The leaders last saw each other in August at the G20 summit in St. Petersburg but stopped short of a bilateral meeting.
President Vladimir Putin could meet U.S. President Barack Obama on the sidelines of an economic summit in Indonesia on Monday to discuss a range of topics including Syria, a Putin aide said Thursday.
"This was our proposal, which was taken up immediately by the American side," Yury Ushakov said at a news briefing, Interfax reported. "We think the meeting will take place.”
The meeting would take place in Bali at a summit of the Asia-Pacific Economic Cooperation, or APEC, forum,
which is aimed at developing trade and economic cooperation within a group of 21 countries from the Asia-Pacific region. Apart from Russia and the U.S., group members include China, Japan, South Korea, Australia and Canada.
The two leaders plan to discuss the "development of agreements and the prospects of working together on Syria," Ushakov said, among other issues.
Despite last week's United Nations Security Council agreement on the destruction of Syria's chemical weapons that codified an earlier deal brokered by Russia and the U.S., bilateral relations between the countries have been deteriorating since Putin returned to the presidency last year.

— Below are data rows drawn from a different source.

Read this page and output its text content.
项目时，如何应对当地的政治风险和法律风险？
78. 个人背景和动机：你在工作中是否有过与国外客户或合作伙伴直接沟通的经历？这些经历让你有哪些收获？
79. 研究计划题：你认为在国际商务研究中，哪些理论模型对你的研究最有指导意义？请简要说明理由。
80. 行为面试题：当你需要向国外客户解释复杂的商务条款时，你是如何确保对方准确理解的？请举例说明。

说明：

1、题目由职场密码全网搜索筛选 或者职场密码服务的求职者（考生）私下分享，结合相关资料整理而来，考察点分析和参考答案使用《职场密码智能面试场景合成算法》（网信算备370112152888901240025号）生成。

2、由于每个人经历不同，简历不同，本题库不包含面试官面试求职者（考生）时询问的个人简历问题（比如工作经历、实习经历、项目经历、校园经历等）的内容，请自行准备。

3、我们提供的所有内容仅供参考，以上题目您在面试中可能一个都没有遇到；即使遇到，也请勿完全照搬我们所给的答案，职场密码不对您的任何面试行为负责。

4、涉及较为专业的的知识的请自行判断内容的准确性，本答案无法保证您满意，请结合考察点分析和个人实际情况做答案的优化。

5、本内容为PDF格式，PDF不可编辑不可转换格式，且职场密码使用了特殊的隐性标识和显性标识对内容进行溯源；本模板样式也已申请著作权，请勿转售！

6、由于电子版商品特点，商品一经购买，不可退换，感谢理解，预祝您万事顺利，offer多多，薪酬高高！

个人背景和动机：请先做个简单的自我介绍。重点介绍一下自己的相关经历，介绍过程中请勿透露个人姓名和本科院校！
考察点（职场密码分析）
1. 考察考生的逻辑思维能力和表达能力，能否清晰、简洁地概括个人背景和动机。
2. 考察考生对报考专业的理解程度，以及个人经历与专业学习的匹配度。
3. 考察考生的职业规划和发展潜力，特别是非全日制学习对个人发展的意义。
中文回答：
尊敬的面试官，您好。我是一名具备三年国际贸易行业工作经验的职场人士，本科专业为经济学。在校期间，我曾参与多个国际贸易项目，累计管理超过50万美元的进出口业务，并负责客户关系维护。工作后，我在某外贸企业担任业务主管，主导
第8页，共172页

The U.S. Senate passed the Magnitsky Act in December, banning entry to the U.S. for Russian officials suspected of involvement in the 2009 death of Hermitage Capital lawyer Sergei Magnitsky and other suspected human rights violators. Russia retaliated with the Dima Yakovlev law, which prohibited U.S. adoptions of Russian children and banned entry to certain U.S. officials implicated in human rights abuses.
Last September, Obama skipped the APEC summit in Vladivostok, which some saw as a response to Putin backing out of last May's Group of Eight meeting at Camp David near Washington, D.C.